Types Of Insulin

Types of insulin

There are many different types of insulin with different profiles. The easiest way to think of these is as insulins which have different time spans over which they work and some which may have been mixed in varying proportions to give profiles of action of both.

  • Rapid Acting
  • Intermediate acting
  • Long acting

For each of these the are different types of insulin :

  1. An Insulin analog is an altered form of insulin, different from any occurring in nature, but still available to the human body for performing the same action. The insulin is made using the genetic sequence from human DNA which has been altered to alter absorption, duration of the effect etc.
  2. Insulins may also be derived from animals e.g. Pigs, Cows. These are not so used so much anymore. However, if you are well controlled these do not need to be changed unless this is limited by their production.

Time Profiles of insulins (in development)

Rapidly acting analogue e.g. Novorapid Aspart, Humalog Lispro.

  • Inject immediately before food
  • Onset may be within 15 minutes, duration 3-5 hours
  • Peak action 30-45 minutes

 

Short acting soluble insulin e.g. Actrapid, Humulin S

  • Injected 15-30 minutes before food
  • Onset 30-60 minutes, Duration 6-8 hours
  • Peak action 2-4 hours

Intermediate Human Isophane Insulin’s: Insulatard, Humulin I

Peak action 4-6 hours.Duration 14-16 hours

Long acting insulin e.g. insulatard

  • Onset 6-8 hours, Duration 24-36 hours
  • Can be administered as a once daily basal insulin.
  • No discenernable peak

Long acting analogue insulin e.g.lantus (glargine), Levemir® (insulin detemir [rDNA origin] injection)

Onset ~2hrs

Duration 18-24hrs


Lantus is a clear formula made with glargine, a genetically modified form of human insulin, dissolved in a special solution. Levemir is also a clear formula, but it contains dissolved detemir, a different form of genetically modified insulin.

Unlike glargine, detemir does not form a precipitate upon injection.

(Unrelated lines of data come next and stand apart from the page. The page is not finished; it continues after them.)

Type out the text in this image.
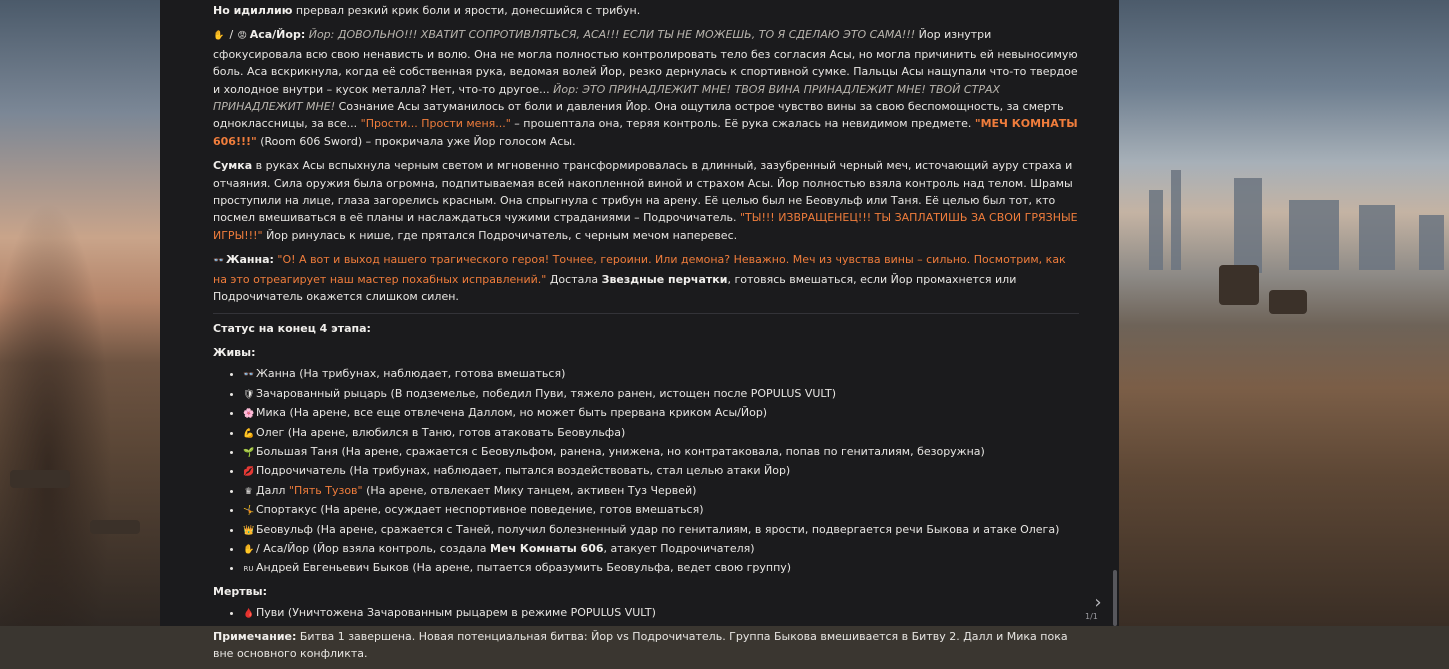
Но идиллию прервал резкий крик боли и ярости, донесшийся с трибун.

✋ / 😡 Аса/Йор: Йор: ДОВОЛЬНО!!! ХВАТИТ СОПРОТИВЛЯТЬСЯ, АСА!!! ЕСЛИ ТЫ НЕ МОЖЕШЬ, ТО Я СДЕЛАЮ ЭТО САМА!!! Йор изнутри сфокусировала всю свою ненависть и волю. Она не могла полностью контролировать тело без согласия Асы, но могла причинить ей невыносимую боль. Аса вскрикнула, когда её собственная рука, ведомая волей Йор, резко дернулась к спортивной сумке. Пальцы Асы нащупали что-то твердое и холодное внутри – кусок металла? Нет, что-то другое... Йор: ЭТО ПРИНАДЛЕЖИТ МНЕ! ТВОЯ ВИНА ПРИНАДЛЕЖИТ МНЕ! ТВОЙ СТРАХ ПРИНАДЛЕЖИТ МНЕ! Сознание Асы затуманилось от боли и давления Йор. Она ощутила острое чувство вины за свою беспомощность, за смерть одноклассницы, за все... "Прости... Прости меня..." – прошептала она, теряя контроль. Её рука сжалась на невидимом предмете. "МЕЧ КОМНАТЫ 606!!!" (Room 606 Sword) – прокричала уже Йор голосом Асы.

Сумка в руках Асы вспыхнула черным светом и мгновенно трансформировалась в длинный, зазубренный черный меч, источающий ауру страха и отчаяния. Сила оружия была огромна, подпитываемая всей накопленной виной и страхом Асы. Йор полностью взяла контроль над телом. Шрамы проступили на лице, глаза загорелись красным. Она спрыгнула с трибун на арену. Её целью был не Беовульф или Таня. Её целью был тот, кто посмел вмешиваться в её планы и наслаждаться чужими страданиями – Подрочичатель. "ТЫ!!! ИЗВРАЩЕНЕЦ!!! ТЫ ЗАПЛАТИШЬ ЗА СВОИ ГРЯЗНЫЕ ИГРЫ!!!" Йор ринулась к нише, где прятался Подрочичатель, с черным мечом наперевес.

👓 Жанна: "О! А вот и выход нашего трагического героя! Точнее, героини. Или демона? Неважно. Меч из чувства вины – сильно. Посмотрим, как на это отреагирует наш мастер похабных исправлений." Достала Звездные перчатки, готовясь вмешаться, если Йор промахнется или Подрочичатель окажется слишком силен.

Статус на конец 4 этапа:

Живы:

• 👓 Жанна (На трибунах, наблюдает, готова вмешаться)
• 🛡 Зачарованный рыцарь (В подземелье, победил Пуви, тяжело ранен, истощен после POPULUS VULT)
• 🌸 Мика (На арене, все еще отвлечена Даллом, но может быть прервана криком Асы/Йор)
• 💪 Олег (На арене, влюбился в Таню, готов атаковать Беовульфа)
• 🌱 Большая Таня (На арене, сражается с Беовульфом, ранена, унижена, но контратаковала, попав по гениталиям, безоружна)
• 💋 Подрочичатель (На трибунах, наблюдает, пытался воздействовать, стал целью атаки Йор)
• ♛ Далл "Пять Тузов" (На арене, отвлекает Мику танцем, активен Туз Червей)
• 🤸 Спортакус (На арене, осуждает неспортивное поведение, готов вмешаться)
• 👑 Беовульф (На арене, сражается с Таней, получил болезненный удар по гениталиям, в ярости, подвергается речи Быкова и атаке Олега)
• ✋ / Аса/Йор (Йор взяла контроль, создала Меч Комнаты 606, атакует Подрочичателя)
• RU Андрей Евгеньевич Быков (На арене, пытается образумить Беовульфа, ведет свою группу)

Мертвы:

• 🩸 Пуви (Уничтожена Зачарованным рыцарем в режиме POPULUS VULT)

Примечание: Битва 1 завершена. Новая потенциальная битва: Йор vs Подрочичатель. Группа Быкова вмешивается в Битву 2. Далл и Мика пока вне основного конфликта.

›
1/1
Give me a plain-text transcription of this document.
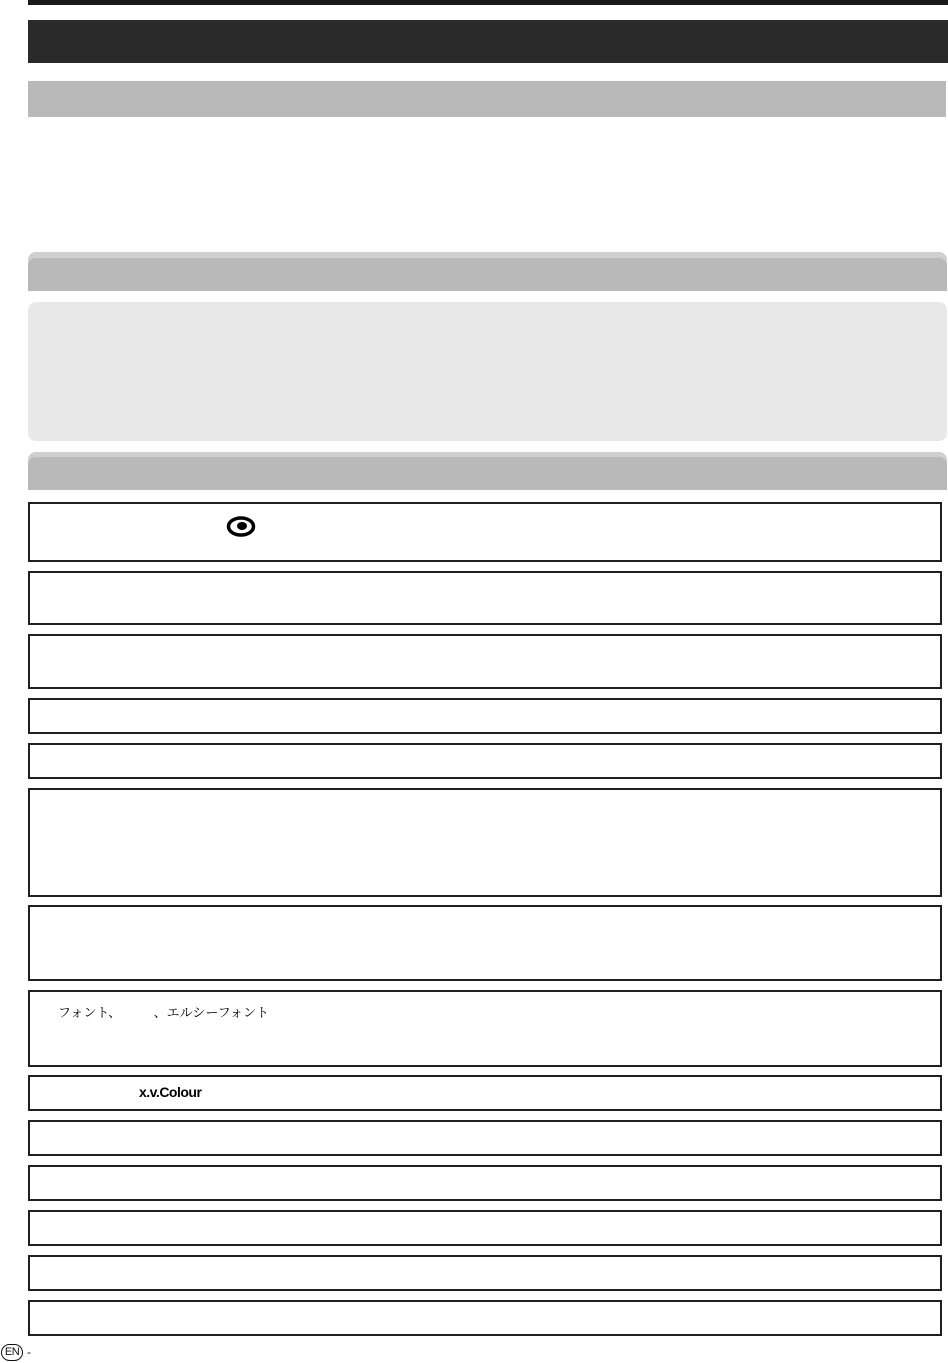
フォント、　　　、エルシーフォント
x.v.Colour
EN -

Instead, detemir’s action is extended because its altered form makes it stick to itself in the subcutaneous depot (the injection site), so it’s slowly absorbed. Once the detemir molecules dissociate from each other, they readily enter the blood circulation, but there the added fatty acid binds to albumin.

More than 98 percent of detemir in the bloodstream is bound to albumin. With the albumin stuck to it, the insulin cannot function. Because it slowly dissociates from the albumin, it is available to the body over an extended period.

http://www.novonordisk.com/diabetes/levemir_splash.asp

http://www.novonordisk.co.uk/documents/home_page/document/index.asp

http://www.sanofi.co.uk/l/gb/en/layout.jsp?scat=4E9D46E4-0AE1-4CC9-8CBF-B8FAB8FB9EF4

Pre-mixed Human Soluble/Isophane: Mixtard 30, Humulin M3 etc

Mixtard 30, M3 refers to % of soluble insulin ie. 30% Soluble 70% Isophane

Onset: See above
Peak: See above
Duration: See above

Pre-mixed Analogues/Isophane: Novo Mix 30, Humalog M50 + M25

Pen Mix 30, M50/M25 refers to % of analogue insulin ie. 30% Analogue : 70% Isophane

Onset: See above
Peak: See above
Duration: See above

Activity of insulin

1 U deals with roughly 10 g of carbohydrate.

However we are all individuals and requirements vary between 0.4 and 0.8 U insulin/kg body weight.

Our requirements of insulin may vary according to :

  • when we ate, what we ate, what combination of foods we ate (fat slows down sugar absorption. This is not saying frequently eat fat as this is harmfuls !!)
  • our activity levels etc.

We need a some  insulin in the background with some peaks to manage our meals.